AAAI 2014 | Conference PDF | Archive PDF | Plain Text | LLM Run Details

Reproducibility Variable Result LLM Response
Research Type Theoretical We present and analyze a mechanism for the Combinatorial Public Project Problem (CPPP). The problem asks to select k out of m available items, so as to maximize the social welfare for autonomous agents with combinatorial preferences (valuation functions) over subsets of items. ... For fairly expressive classes of the agents valuation functions, we establish existence of socially optimal pure Nash and strong equilibria, that are resilient to coordinated deviations of subsets of agents. Subsequently we derive tight worst-case bounds on the approximation of the optimum social welfare achieved in equilibrium.
Researcher Affiliation Academia Evangelos Markakis and Orestis Telelis Department of Informatics, Athens University of Economics and Business, Greece. {markakis,telelis}@gmail.com
Pseudocode No The paper describes methods and mechanisms using text and mathematical equations, but does not contain structured pseudocode or algorithm blocks.
Open Source Code No The paper does not provide any concrete access information (e.g., specific link, explicit statement of code release) for the source code of the methodology described.

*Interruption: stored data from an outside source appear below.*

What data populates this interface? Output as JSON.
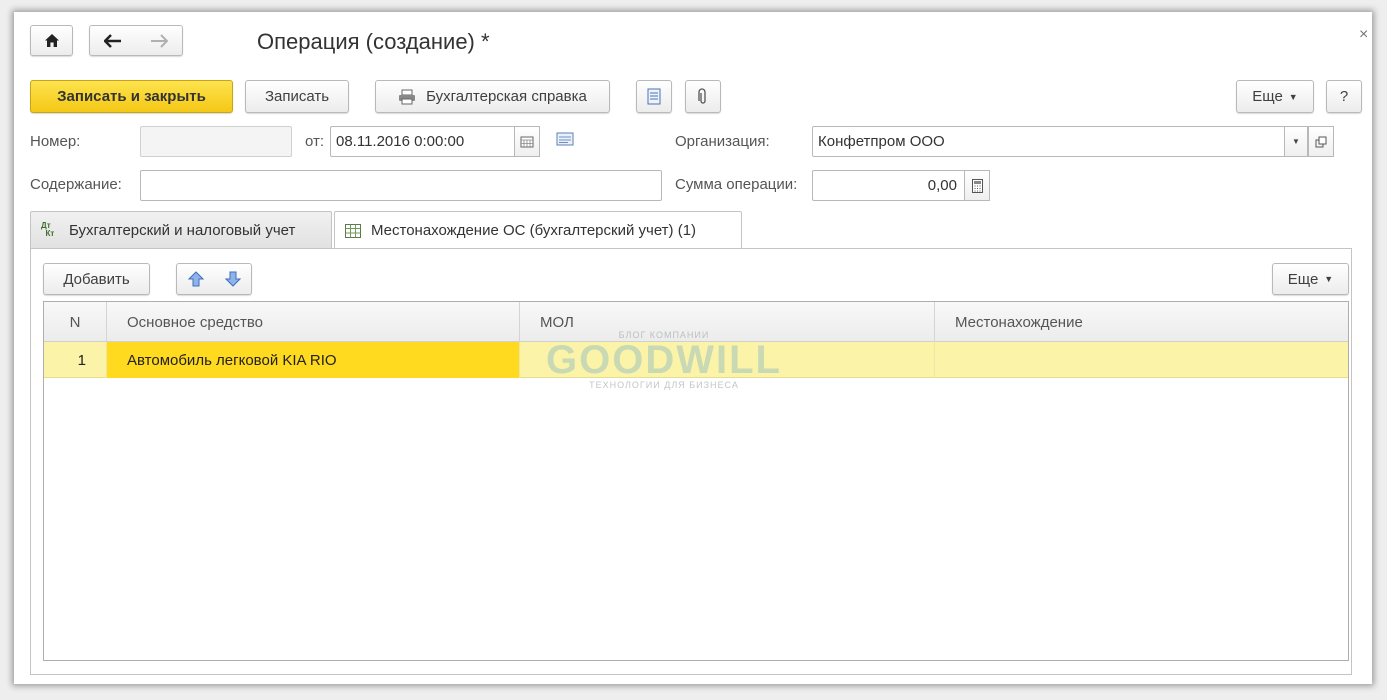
{
  "window": {
    "title": "Операция (создание) *",
    "close_glyph": "×"
  },
  "nav": {
    "home_icon": "home-icon",
    "back_icon": "arrow-left-icon",
    "forward_icon": "arrow-right-icon"
  },
  "toolbar": {
    "save_close_label": "Записать и закрыть",
    "save_label": "Записать",
    "report_label": "Бухгалтерская справка",
    "more_label": "Еще",
    "help_label": "?"
  },
  "form": {
    "number_label": "Номер:",
    "number_value": "",
    "date_label": "от:",
    "date_value": "08.11.2016  0:00:00",
    "org_label": "Организация:",
    "org_value": "Конфетпром ООО",
    "content_label": "Содержание:",
    "content_value": "",
    "sum_label": "Сумма операции:",
    "sum_value": "0,00"
  },
  "tabs": [
    {
      "label": "Бухгалтерский и налоговый учет",
      "icon_text": "ДтКт",
      "active": false
    },
    {
      "label": "Местонахождение ОС (бухгалтерский учет) (1)",
      "active": true
    }
  ],
  "table_toolbar": {
    "add_label": "Добавить",
    "more_label": "Еще"
  },
  "table": {
    "columns": [
      "N",
      "Основное средство",
      "МОЛ",
      "Местонахождение"
    ],
    "rows": [
      {
        "n": "1",
        "asset": "Автомобиль легковой KIA RIO",
        "mol": "",
        "location": ""
      }
    ]
  },
  "watermark": {
    "top": "БЛОГ КОМПАНИИ",
    "brand": "GOODWILL",
    "bottom": "ТЕХНОЛОГИИ ДЛЯ БИЗНЕСА"
  },
  "colors": {
    "primary_button": "#f4c816",
    "selected_cell": "#ffda1f",
    "row_highlight": "#fbf3a8"
  }
}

Open Datasets No The paper is theoretical and does not involve training on datasets; therefore, no public dataset information or access is provided.
Dataset Splits No The paper is theoretical and does not describe experimental validation on data, so no dataset split information is provided.
Hardware Specification No The paper is theoretical and does not describe experimental work, thus no hardware specifications are mentioned.
Software Dependencies No The paper is theoretical and does not describe any software dependencies or specific version numbers for replication.
Experiment Setup No The paper is theoretical and does not describe an experimental setup with specific hyperparameters or training configurations.